I gaped at her. Apparently they had the same holidays and schedules here.
“I read a travel guide,” she added sheepishly.
“Well, they’re trying this weird thing where break starts the day before Christmas. Pretty stupid, since people need to fly to their families. Well, I was walking home when I heard this noise.”
“Noise?”
“It sort of went REEEEEEEOOOOOOOOOOOOWWWWWWWWW.”
“Right,” Ceph said dubiously.
“And then I turned around and a part of the world was gone. Just white. Then the rest started to disappear, like it was being erased or something. In a few minutes, I was alone in the white void. These lines started to appear, like pencils were drawing them or something. So, I decided to see if I could draw something too. I drew this kitty thing,” I said, shrugging my shoulder as if they couldn’t see my new pet sleeping on it. “Then everything got colored. I was a little freaked out, and then you came.”

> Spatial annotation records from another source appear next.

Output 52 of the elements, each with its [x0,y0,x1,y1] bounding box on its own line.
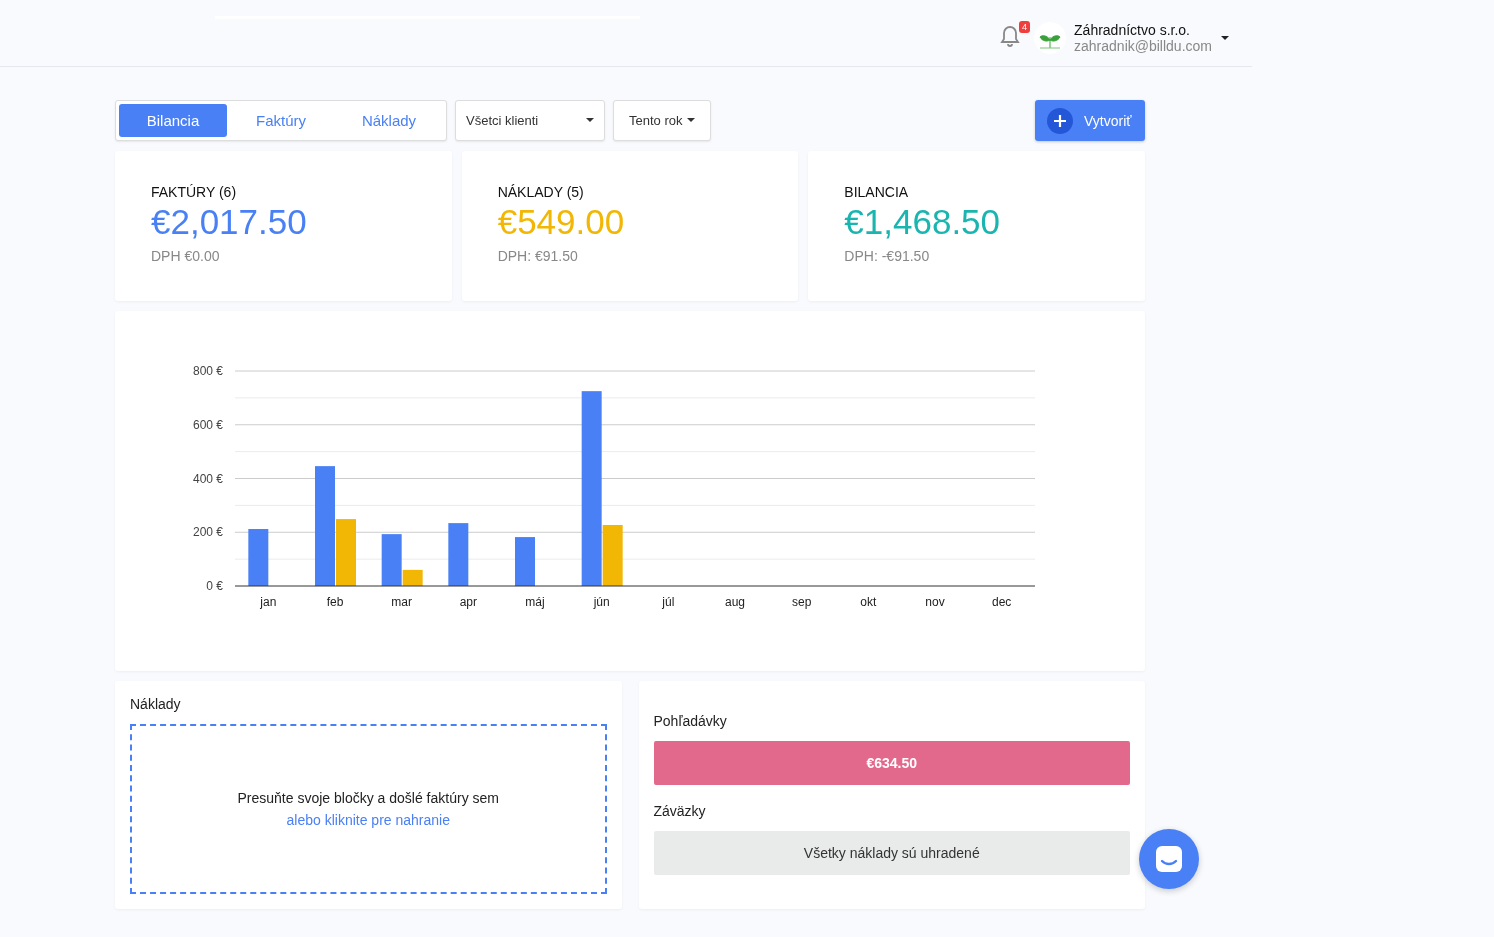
x-axis-label: feb [326,595,344,609]
x-axis-label: okt [860,595,877,609]
card-vat: DPH: €91.50 [497,248,578,264]
caret-icon [586,118,594,123]
company-name[interactable]: Záhradníctvo s.r.o. [1074,22,1212,38]
bar [448,523,469,586]
receivables-amount-bar: €634.50 [653,741,1130,785]
x-axis-label: mar [391,595,412,609]
notification-badge: 4 [1019,21,1031,33]
client-dropdown[interactable]: Všetci klienti [455,100,605,141]
card-title: FAKTÚRY (6) [151,184,237,200]
caret-icon[interactable] [1220,35,1230,41]
create-button[interactable]: Vytvoriť [1035,100,1145,141]
y-axis-label: 0 € [206,579,223,593]
card-amount: €2,017.50 [151,202,307,242]
card-amount: €549.00 [497,202,625,242]
x-axis-label: aug [725,595,745,609]
card-title: NÁKLADY (5) [497,184,584,200]
y-axis-label: 400 € [192,471,223,486]
x-axis-label: júl [662,595,675,609]
section-title: Pohľadávky [653,713,727,729]
section-title: Náklady [130,696,181,712]
liabilities-status-bar: Všetky náklady sú uhradené [653,831,1130,875]
x-axis-label: jún [593,595,610,609]
card-vat: DPH: -€91.50 [844,248,930,264]
upload-drop-zone[interactable]: Presuňte svoje bločky a došlé faktúry sem alebo kliknite pre nahranie [130,724,607,894]
y-axis-label: 200 € [192,525,223,540]
plus-icon [1047,107,1073,134]
x-axis-label: nov [925,595,945,609]
period-dropdown[interactable]: Tento rok [613,100,712,141]
y-axis-label: 600 € [192,417,223,432]
upload-link[interactable]: alebo kliknite pre nahranie [286,812,450,828]
x-axis-label: máj [525,595,545,609]
bar [515,537,535,586]
x-axis-label: sep [792,595,812,609]
section-title: Záväzky [653,803,706,819]
plant-logo-icon [1034,22,1067,54]
caret-icon [687,118,696,123]
tab[interactable]: Bilancia [119,104,227,137]
card-title: BILANCIA [844,184,909,200]
bar [248,529,269,586]
bell-icon[interactable] [1000,25,1021,47]
x-axis-label: apr [459,595,477,609]
user-email: zahradnik@billdu.com [1074,38,1212,54]
chat-button[interactable] [1139,829,1199,889]
x-axis-label: jan [260,595,277,609]
x-axis-label: dec [992,595,1012,609]
chat-icon [1154,844,1184,874]
y-axis-label: 800 € [192,364,223,378]
card-amount: €1,468.50 [844,202,1001,242]
card-vat: DPH €0.00 [151,248,220,264]
drop-hint: Presuňte svoje bločky a došlé faktúry sem [237,790,499,806]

“I guess this is your world,” Ceph said easily, thoroughly confusing me.
“Earth is my world,” I corrected.
“No,” she said, in a tone that completely showed how stupid she thought I was. “I mean, a lot of people don’t fit in their world, because it bores them or whatever. Everyone has a world created in the subconsciousness of their mind. It excites them, and they really belong. They truly fit there, but they don’t know about this world perfectly engineered for them and they likely never will. Sometimes though, your mind just opens up a passage, and you end up in this perfect world.”
“So,” I began, not quite believing that this was “my” world, “This is the world for me?”
“Yup.”
“But it was created in my mind…so it’s imaginary. And you guys are…imaginary too. Is that upsetting?”
“We’re one hundred percent real,” Ceph informed me. “This world is real too.”
“Although you DID just witness its creation,” Ulea added, “We’ve been around our whole lives.”
“That doesn’t work.”
“It works for us,” Ceph said simply.
“But…teleporting here…it’s like magic…it’s impossible.”
“It’s not magic; it’s physics,” Ceph scoffed.
“I doubt that.”
“Forget all your doubts. Forget all the stupid things you’ve been taught. It’s not true. You’re a child, and you’re learning everything over again.”
“My world…” I murmured, feeling the strange words come out of my mouth. “And this is mine, but you don’t care?”
Ceph carelessly shrugged. “Nope. I mean, Earth might be my world.”
I don’t remember what happened next. I think I fainted.